Day one of the Dream Team means coping with problems before they become bigger problems and in politics this means people which is what the word politics actually means.
Top priority is hardly surprisingly Mrs Judith Collins MP, minister of police.
The new team knows that Mrs Collins must be kept in the tent and also kept busy, very busy.
Mrs Collins demonstrated her determination of purpose when she reached for the top job and did so without any support from the National government’s king-makers, people such as Murray McCully MP or of enforcers such as Steven Joyce MP, the new minister of finance.
She compounded this by mooting that she was the one, the match maker, within the National government to bring into the fold permanent stormy petrel Winston Peters MP of New Zealand First Party.
She might just as well have offered her colleagues a cup of tractor sump oil.
Mrs Collins is the National Government MP who most equates to Margaret Thatcher, also a tax lawyer.
So as today draws on and the coronation caucus smiles however insincere, along with the sound of clinking glasses recede into the evening the new premier Bill English MP and his deputy Paula Bennett MP will crystalise their thoughts on Mrs Collins.
They will do so in concert with solving another problem..
It is one to which long running National governments have found themselves in the quite recent past to be prone.
This is of the seemingly spontaneous but in fact carefully orchestrated advent of a middle class revolt.
It is currently a low-level threat in the form of a peoples’ party currently being nurtured by pop-economist Gareth Morgan.
Mr Morgan’s movement centres on the need for an asset tax .
This it is claimed is required to cope with the problem of the well-off sidestepping paying tax.
Voiders and evaders alike slide past it by a process of expensing blended with the advantages presented by the much storied absence of a capital gains tax..
Enter now the solution to be seen to be at least facing the problem.
It is Mrs Judith Collins MP.
But now with a new title.
That of revenue minister..
Now to the other rebel Mr Simon Bridges MP, minister of transport.
He is a good-looking boyish chap.
He is of a definable National Party type which is known and categorised as being too clever by half.
The new leadership duo by nature are conciliatory.
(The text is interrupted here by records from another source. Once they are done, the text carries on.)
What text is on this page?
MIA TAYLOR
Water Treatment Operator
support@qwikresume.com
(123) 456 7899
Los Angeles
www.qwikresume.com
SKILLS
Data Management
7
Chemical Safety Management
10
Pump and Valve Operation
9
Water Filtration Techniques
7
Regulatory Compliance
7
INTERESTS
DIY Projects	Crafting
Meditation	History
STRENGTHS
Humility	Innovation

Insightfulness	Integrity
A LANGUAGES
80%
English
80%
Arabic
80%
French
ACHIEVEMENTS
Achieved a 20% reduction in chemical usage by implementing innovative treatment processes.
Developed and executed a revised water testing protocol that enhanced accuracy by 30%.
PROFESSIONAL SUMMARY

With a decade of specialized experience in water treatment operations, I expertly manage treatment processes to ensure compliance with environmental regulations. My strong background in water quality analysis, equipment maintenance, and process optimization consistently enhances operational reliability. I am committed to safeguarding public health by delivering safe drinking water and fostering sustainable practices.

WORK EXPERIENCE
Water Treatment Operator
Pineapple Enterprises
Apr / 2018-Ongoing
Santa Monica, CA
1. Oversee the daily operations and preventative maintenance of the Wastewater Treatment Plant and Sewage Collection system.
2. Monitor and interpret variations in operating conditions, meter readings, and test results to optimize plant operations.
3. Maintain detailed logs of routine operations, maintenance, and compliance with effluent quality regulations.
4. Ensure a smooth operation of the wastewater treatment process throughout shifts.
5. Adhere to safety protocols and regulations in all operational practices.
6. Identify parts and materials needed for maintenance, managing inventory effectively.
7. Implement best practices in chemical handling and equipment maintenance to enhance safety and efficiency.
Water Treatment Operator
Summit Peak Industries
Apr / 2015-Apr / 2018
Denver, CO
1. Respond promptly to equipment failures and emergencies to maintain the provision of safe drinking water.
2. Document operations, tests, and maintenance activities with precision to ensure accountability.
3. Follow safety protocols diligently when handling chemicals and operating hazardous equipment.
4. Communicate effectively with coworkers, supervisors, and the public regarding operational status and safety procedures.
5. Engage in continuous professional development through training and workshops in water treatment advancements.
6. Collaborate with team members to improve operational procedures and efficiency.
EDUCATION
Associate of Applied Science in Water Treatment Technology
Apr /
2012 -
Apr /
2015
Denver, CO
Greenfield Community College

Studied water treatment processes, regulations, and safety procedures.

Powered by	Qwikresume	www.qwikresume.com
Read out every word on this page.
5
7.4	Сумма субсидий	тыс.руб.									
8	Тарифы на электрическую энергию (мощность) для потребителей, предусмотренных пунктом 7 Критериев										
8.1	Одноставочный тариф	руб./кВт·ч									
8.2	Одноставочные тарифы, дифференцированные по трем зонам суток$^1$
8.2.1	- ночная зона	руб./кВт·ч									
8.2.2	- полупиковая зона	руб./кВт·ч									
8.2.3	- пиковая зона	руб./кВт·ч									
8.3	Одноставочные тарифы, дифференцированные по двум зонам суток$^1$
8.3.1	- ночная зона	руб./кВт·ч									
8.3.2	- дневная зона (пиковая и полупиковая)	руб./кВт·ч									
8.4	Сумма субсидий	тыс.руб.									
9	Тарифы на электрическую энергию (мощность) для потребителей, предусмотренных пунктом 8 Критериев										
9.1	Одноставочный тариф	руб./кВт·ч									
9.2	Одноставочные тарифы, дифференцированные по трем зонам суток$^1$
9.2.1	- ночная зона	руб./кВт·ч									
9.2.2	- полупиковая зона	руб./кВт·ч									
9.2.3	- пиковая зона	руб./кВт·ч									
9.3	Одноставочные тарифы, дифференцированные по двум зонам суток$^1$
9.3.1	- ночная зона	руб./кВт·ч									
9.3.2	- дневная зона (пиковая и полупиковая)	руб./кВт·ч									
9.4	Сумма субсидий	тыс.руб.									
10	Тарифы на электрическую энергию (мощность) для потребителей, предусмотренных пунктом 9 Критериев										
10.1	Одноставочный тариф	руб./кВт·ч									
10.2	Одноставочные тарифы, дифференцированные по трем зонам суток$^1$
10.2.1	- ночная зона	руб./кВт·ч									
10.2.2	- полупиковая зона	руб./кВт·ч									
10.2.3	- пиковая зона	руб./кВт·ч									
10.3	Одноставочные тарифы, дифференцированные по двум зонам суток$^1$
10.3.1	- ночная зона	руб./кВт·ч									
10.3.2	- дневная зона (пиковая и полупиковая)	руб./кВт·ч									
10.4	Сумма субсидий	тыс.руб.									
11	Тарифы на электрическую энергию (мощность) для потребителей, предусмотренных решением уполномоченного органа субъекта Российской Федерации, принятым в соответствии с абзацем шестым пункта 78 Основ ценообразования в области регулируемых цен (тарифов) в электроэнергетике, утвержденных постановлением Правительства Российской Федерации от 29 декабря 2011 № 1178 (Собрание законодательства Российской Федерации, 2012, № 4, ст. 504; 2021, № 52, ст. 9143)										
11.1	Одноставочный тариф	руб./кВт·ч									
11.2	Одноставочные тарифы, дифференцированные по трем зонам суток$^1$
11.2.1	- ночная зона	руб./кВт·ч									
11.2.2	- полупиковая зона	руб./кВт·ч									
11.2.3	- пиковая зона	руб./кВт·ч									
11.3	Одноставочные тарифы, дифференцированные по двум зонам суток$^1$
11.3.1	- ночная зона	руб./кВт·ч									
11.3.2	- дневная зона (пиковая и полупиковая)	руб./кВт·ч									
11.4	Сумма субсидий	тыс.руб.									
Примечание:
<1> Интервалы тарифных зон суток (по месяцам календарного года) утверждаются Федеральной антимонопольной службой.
They will be tempted by inclination to overlook his premature and youthful power grab..
Then as the evening wears on and the Beehive cat has been put out, they will remind themselves of the first rule of being in power.
It is that once you have power then you must use it.
As the sun begins to set they will remind themselves of the second rule.
You must also be seen to be using it.
Cohesion, or at least the external perception of it, is central to the National Party
So it is now that Mr Bridges will find himself confronting a tour on the back benches where his presence will be a highly visible example to anyone else in the National government contemplating breaking the ranks.
The National Party though believes in second chances and thus in redemption.
So as 2017 advances and the general election looms so will the need to attend with still greater intensity to electoral window dressing, of the type that requires a 40 year old mediagenic type such as Mr Bridges.
With his international legal qualifications who better pre-election than Mr Bridges to take over the always troublesomely delicate portfolio of minister of police?